La musique d'Amen Dunes est convaincante, mais on ne sait pas toujours clairement de quoi elle essaie de vous convaincre. Depuis la sortie de son premier album conflictuellement bruyant, DIA, il y a 15 ans, Damon McMahon a continuellement affiné la portée de son son – en éliminant la brume, en exploitant les éléments tirés de la pop et du rock classique – tout en gardant les récits relativement obliques. En écoutant son dernier album, celui de 2018 Liberté, c'était un peu comme essayer de lire un grand roman américain en le présentant devant un miroir d'eau : les idées sur la perte et les liens familiaux transparaissent, même si des phrases entières étaient difficiles à enchaîner. C’était un témoignage personnel, mais rarement éclairant ; on a le sentiment que McMahon préfère garder ses paroles obscures plutôt que de résumer ses idées en quelque chose de digeste.
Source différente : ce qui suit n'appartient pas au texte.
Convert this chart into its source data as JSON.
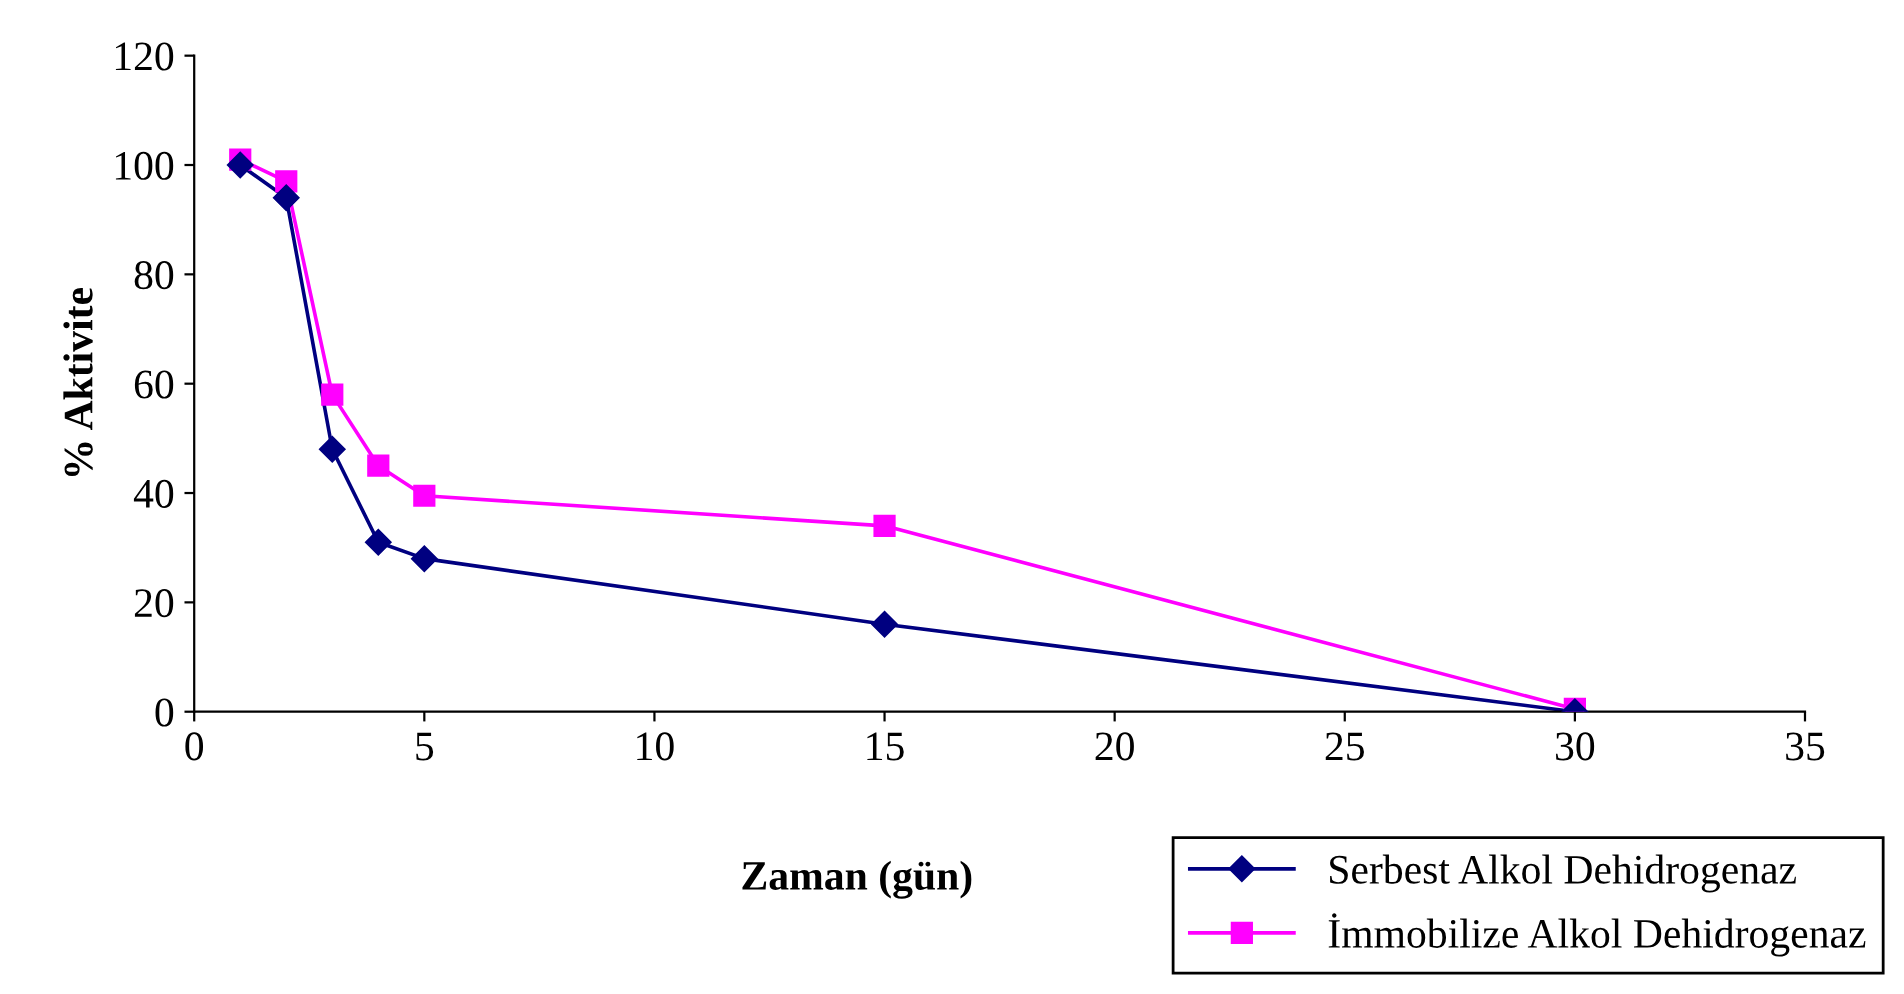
{
  "chart_data": {
    "type": "line",
    "xlabel": "Zaman (gün)",
    "ylabel": "% Aktivite",
    "xlim": [
      0,
      35
    ],
    "xticks": [
      0,
      5,
      10,
      15,
      20,
      25,
      30,
      35
    ],
    "ylim": [
      0,
      120
    ],
    "yticks": [
      0,
      20,
      40,
      60,
      80,
      100,
      120
    ],
    "grid": false,
    "legend": "bottom right",
    "line_style": "solid",
    "series": [
      {
        "name": "Serbest Alkol Dehidrogenaz",
        "color": "#000080",
        "marker": "diamond",
        "x": [
          1,
          2,
          3,
          4,
          5,
          15,
          30
        ],
        "values": [
          100,
          94,
          48,
          31,
          28,
          16,
          0
        ]
      },
      {
        "name": "İmmobilize Alkol Dehidrogenaz",
        "color": "#ff00ff",
        "marker": "square",
        "x": [
          1,
          2,
          3,
          4,
          5,
          15,
          30
        ],
        "values": [
          101,
          97,
          58,
          45,
          39.5,
          34,
          0.5
        ]
      }
    ]
  }
}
Les idées sur Blagues sur la mort, son sixième album autoproduit, sont plus clairs. Il est plus direct et plus énergique avec une signification spécifique sur cet album que jamais. En gros, il s’agit d’un récit apocalypse, dans lequel les derniers instants de l’humanité sur Terre sont en proie aux mêmes maux qui nous guettent depuis des siècles : la haine, l’avidité, le puritanisme. L’incompréhension est un thème récurrent, tout comme la solitude, en particulier celle qui survient lorsque l’État ne prend pas soin de ses citoyens. Malgré tout ce pessimisme, la vision de la vie de McMahon, à laquelle il revient encore et encore dans Blagues sur la mortest simple et optimiste : « Un jour, nous le perdrons/Alors utilisons-le. »
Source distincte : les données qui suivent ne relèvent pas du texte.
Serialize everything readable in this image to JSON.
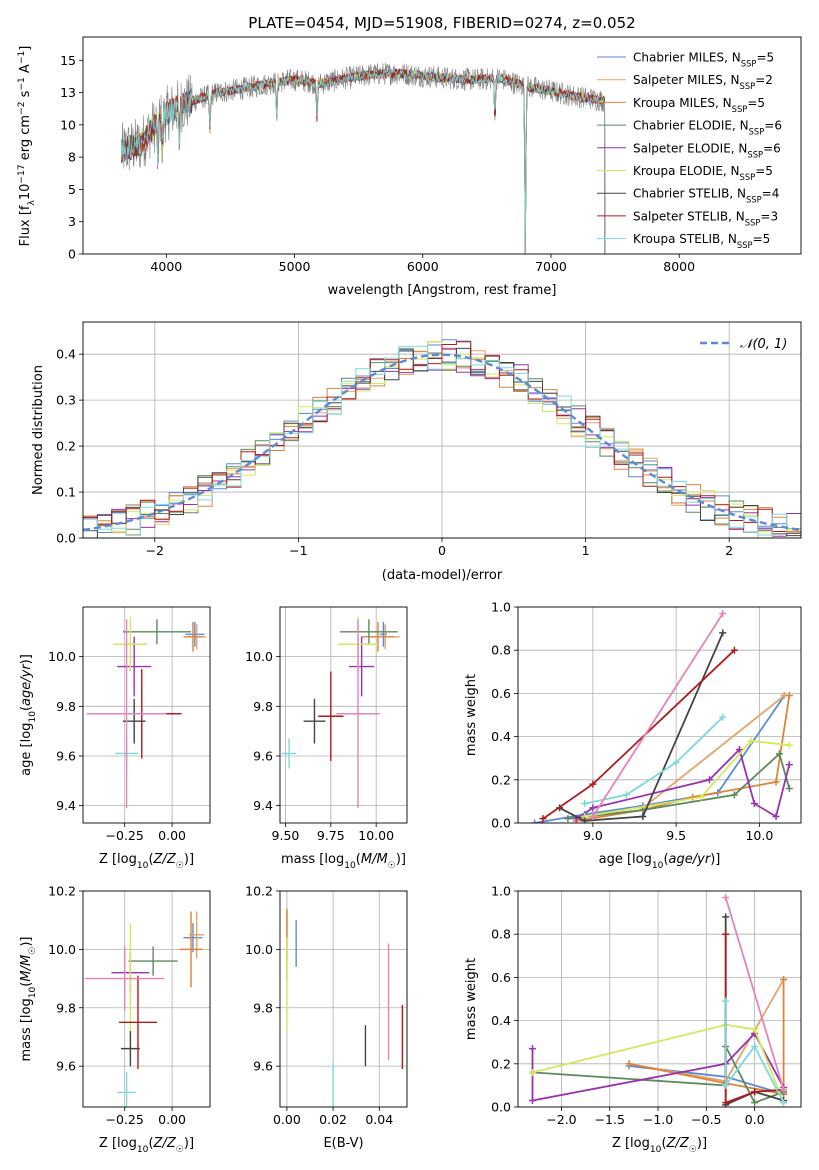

Ces idées sont filtrées à travers du hip-hop déformé et des rythmes rave, bien que les particularités du phrasé et des mélodies de McMahon (sa musique est toujours déferlante ou ondulante, empruntant rarement une voie simplifiée) signifient que Blagues sur la mort sonne typiquement Amen Dunes. Qu'il bêle sur un 909 crépitant sur « Rugby Child » inspiré de Lil Peep ou qu'il chante une berceuse électro-reggae sur « Purple Land », McMahon est à un point de sa carrière où il ne pourra jamais être confondu avec quelqu'un d'autre, et bien que Blagues sur la mort est rempli de détails étranges, comme l'interlude techno minimal « Predator » ou les échantillons lo-fi tronqués à la fin de « Boys », les lignes mélodiques musclées qui ont émergé sur Liberté et 2014 Amour toujours passer.
Ce lien avec le reste de la musique de McMahon est le bienvenu, car Blagues sur la mort peut être difficile à analyser et semblerait hautement provocateur sous le mauvais jour. Il s'ouvre sur un extrait d'une blague de Woody Allen, et sur l'époustouflant avant-dernier morceau de neuf minutes « Round the World », essentiellement la dernière chanson avant un morceau entièrement composé d'échantillons, il chante sur les enfants « se défonçant/sur leur téléphone ». /Ils sont si seuls et ne savent pas pourquoi. Mais McMahon n'a jamais l'air de faire des tuts ou de remuer les doigts, mais plutôt d'appeler au pardon et à la générosité. Sur « Mary Anne », une ballade champêtre pastorale adressée à l'une des femmes qui l'ont abusé sexuellement lorsqu'il était enfant, il semble compatissant (« Au Purgatoire, nous nous sommes tous les deux perdus/Quand nous nous reverrons, nous rattraperons l'amour ») mais laconique (« Je sais que vous dites que qui nous sommes est pareil/Eh bien, nous ne sommes pas pareils. ») D'autres chansons, comme « Boys » et « Rugby Child », sont des portraits de personnes violentes poussées par des forces qu'elles ne peuvent pas pleinement contrôle. Il ne semble pas que McMahon exalte le statut de victime ou condamne un vague concept d'« annulation de la culture », mais plutôt qu'il essaie de trouver des nuances de gris dans un monde de plus en plus noir et blanc.